The 61st Minute: CBS commentator Andy Rooney added the latest wrinkle to the “60 Minutes” controversy Wednesday by writing in his syndicated column that his remarks on last Sunday’s program were edited by executive producer Don Hewitt. Rooney’s commentary, following the program’s controversial broadcast on the tobacco industry, did air--but Rooney apparently had to omit criticism of CBS’ decision to pull an interview with a former tobacco company executive as well as remarks aimed at its chief executive, Laurence Tisch. According to his column, the television commentary originally included the line: “Most of us think the chairman of the board ran our company badly.” Rooney says he considered quitting after the incident. Meanwhile, Hewitt told the newspaper, Newsday, that his response to Rooney’s charges was: “Fine. He’s a free citizen.”


Thanksgiving Cheer: Radio station KUSC-FM (91.5) will lend an indigenous focus to Thanksgiving festivities today by airing “Native American Traditions Transformed: Songs, Stories, Rituals and Rock,” an 8-10 p.m. broadcast including Montana Sioux singer-storyteller Georgia Wattlin-Larsen, Arizona’s Yaqui Deer Singers and the New Mexican rock group Red Thunder. . . .
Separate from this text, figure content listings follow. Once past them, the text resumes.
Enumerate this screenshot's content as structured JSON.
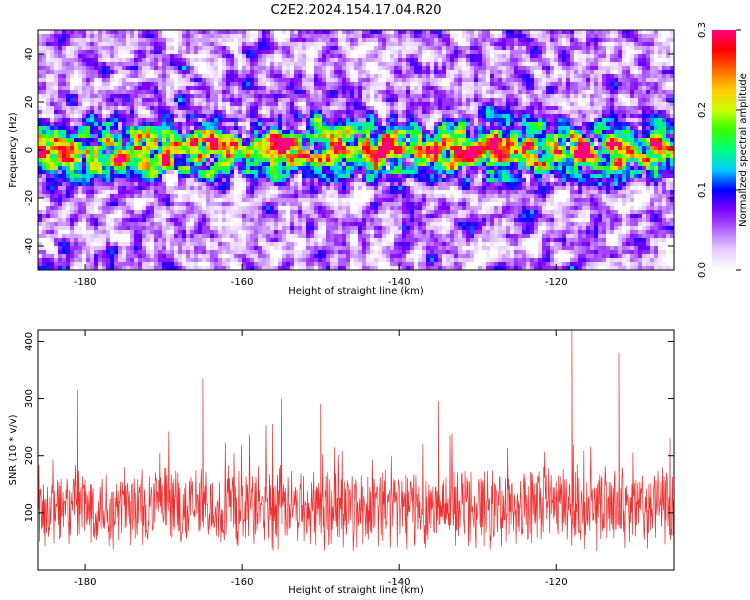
{
  "title": "C2E2.2024.154.17.04.R20",
  "chart_data": [
    {
      "type": "heatmap",
      "xlabel": "Height of straight line (km)",
      "ylabel": "Frequency (Hz)",
      "xlim": [
        -186,
        -105
      ],
      "ylim": [
        -50,
        50
      ],
      "xticks": [
        "-180",
        "-160",
        "-140",
        "-120"
      ],
      "xtick_values": [
        -180,
        -160,
        -140,
        -120
      ],
      "yticks": [
        "-40",
        "-20",
        "0",
        "20",
        "40"
      ],
      "ytick_values": [
        -40,
        -20,
        0,
        20,
        40
      ],
      "colorbar": {
        "label": "Normalized spectral amplitude",
        "range": [
          0.0,
          0.3
        ],
        "ticks": [
          "0.0",
          "0.1",
          "0.2",
          "0.3"
        ],
        "tick_values": [
          0.0,
          0.1,
          0.2,
          0.3
        ],
        "colormap": [
          "#ffffff",
          "#e6ccff",
          "#b366ff",
          "#8000ff",
          "#0000ff",
          "#00ccff",
          "#00ff80",
          "#33ff00",
          "#ccff00",
          "#ffcc00",
          "#ff6600",
          "#ff0000",
          "#ff0080"
        ]
      },
      "description_bands": {
        "signal_band_center_hz": 0,
        "signal_band_halfwidth_hz": 10,
        "peak_value": 0.3,
        "background_value": 0.03
      }
    },
    {
      "type": "line",
      "xlabel": "Height of straight line (km)",
      "ylabel": "SNR (10 * v/v)",
      "xlim": [
        -186,
        -105
      ],
      "ylim": [
        0,
        420
      ],
      "xticks": [
        "-180",
        "-160",
        "-140",
        "-120"
      ],
      "xtick_values": [
        -180,
        -160,
        -140,
        -120
      ],
      "yticks": [
        "100",
        "200",
        "300",
        "400"
      ],
      "ytick_values": [
        100,
        200,
        300,
        400
      ],
      "series": [
        {
          "color": "#f03030",
          "mean": 110,
          "spread": 60,
          "spikes": [
            [
              -181,
              315
            ],
            [
              -165,
              335
            ],
            [
              -118,
              420
            ],
            [
              -112,
              380
            ],
            [
              -135,
              295
            ],
            [
              -155,
              300
            ],
            [
              -150,
              290
            ]
          ]
        }
      ]
    }
  ]
}
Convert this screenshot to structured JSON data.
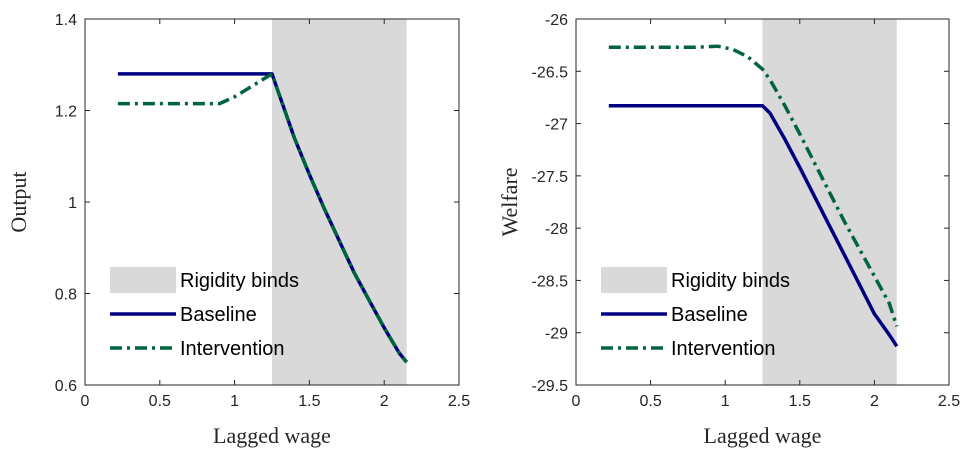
{
  "colors": {
    "baseline": "#000080",
    "intervention": "#00643C",
    "shade": "#D9D9D9",
    "axis": "#262626"
  },
  "legend": {
    "items": [
      {
        "label": "Rigidity binds",
        "style": "patch"
      },
      {
        "label": "Baseline",
        "style": "solid"
      },
      {
        "label": "Intervention",
        "style": "dashdot"
      }
    ]
  },
  "chart_data": [
    {
      "type": "line",
      "xlabel": "Lagged wage",
      "ylabel": "Output",
      "xlim": [
        0,
        2.5
      ],
      "ylim": [
        0.6,
        1.4
      ],
      "xticks": [
        "0",
        "0.5",
        "1",
        "1.5",
        "2",
        "2.5"
      ],
      "yticks": [
        "0.6",
        "0.8",
        "1",
        "1.2",
        "1.4"
      ],
      "grid": false,
      "legend_position": "bottom-left",
      "shaded_region": {
        "label": "Rigidity binds",
        "x": [
          1.25,
          2.15
        ]
      },
      "series": [
        {
          "name": "Baseline",
          "style": "solid",
          "x": [
            0.22,
            1.0,
            1.25,
            1.4,
            1.5,
            1.6,
            1.7,
            1.8,
            1.9,
            2.0,
            2.1,
            2.15
          ],
          "y": [
            1.28,
            1.28,
            1.28,
            1.14,
            1.06,
            0.985,
            0.915,
            0.845,
            0.785,
            0.725,
            0.67,
            0.65
          ]
        },
        {
          "name": "Intervention",
          "style": "dashdot",
          "x": [
            0.22,
            0.9,
            1.0,
            1.1,
            1.25,
            1.4,
            1.5,
            1.6,
            1.7,
            1.8,
            1.9,
            2.0,
            2.1,
            2.15
          ],
          "y": [
            1.215,
            1.215,
            1.23,
            1.25,
            1.28,
            1.14,
            1.06,
            0.985,
            0.915,
            0.845,
            0.785,
            0.725,
            0.67,
            0.65
          ]
        }
      ]
    },
    {
      "type": "line",
      "xlabel": "Lagged wage",
      "ylabel": "Welfare",
      "xlim": [
        0,
        2.5
      ],
      "ylim": [
        -29.5,
        -26
      ],
      "xticks": [
        "0",
        "0.5",
        "1",
        "1.5",
        "2",
        "2.5"
      ],
      "yticks": [
        "-29.5",
        "-29",
        "-28.5",
        "-28",
        "-27.5",
        "-27",
        "-26.5",
        "-26"
      ],
      "grid": false,
      "legend_position": "bottom-left",
      "shaded_region": {
        "label": "Rigidity binds",
        "x": [
          1.25,
          2.15
        ]
      },
      "series": [
        {
          "name": "Baseline",
          "style": "solid",
          "x": [
            0.22,
            1.0,
            1.25,
            1.3,
            1.4,
            1.5,
            1.6,
            1.7,
            1.8,
            1.9,
            2.0,
            2.1,
            2.15
          ],
          "y": [
            -26.83,
            -26.83,
            -26.83,
            -26.9,
            -27.15,
            -27.42,
            -27.7,
            -27.98,
            -28.26,
            -28.54,
            -28.82,
            -29.02,
            -29.13
          ]
        },
        {
          "name": "Intervention",
          "style": "dashdot",
          "x": [
            0.22,
            0.8,
            0.95,
            1.05,
            1.15,
            1.25,
            1.3,
            1.4,
            1.5,
            1.6,
            1.7,
            1.8,
            1.9,
            2.0,
            2.1,
            2.15
          ],
          "y": [
            -26.27,
            -26.27,
            -26.26,
            -26.29,
            -26.36,
            -26.48,
            -26.58,
            -26.83,
            -27.1,
            -27.38,
            -27.66,
            -27.94,
            -28.2,
            -28.46,
            -28.72,
            -28.94
          ]
        }
      ]
    }
  ]
}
Country star Dwight Yoakam will headline a benefit concert at West Hollywood’s Viper Room Dec. 19, with proceeds going to the Los Angeles Mission and the L.A. Firemen’s Relief Organization. Tickets are $100 and $200. . . . Retired Gen. Norman Schwarzkopf, whose contract as a commentator is up at CBS News, is talking to NBC News about “doing a whole lot of things” including commentary on “Nightly News,” according to a network spokeswoman. No deal has been signed, however. . . . Billie Joe Armstrong, 23, lead singer for the rock group Green Day, was arrested and fined $141.85 for indecent exposure Tuesday night after he mooned the audience during a show at the Milwaukee Arena.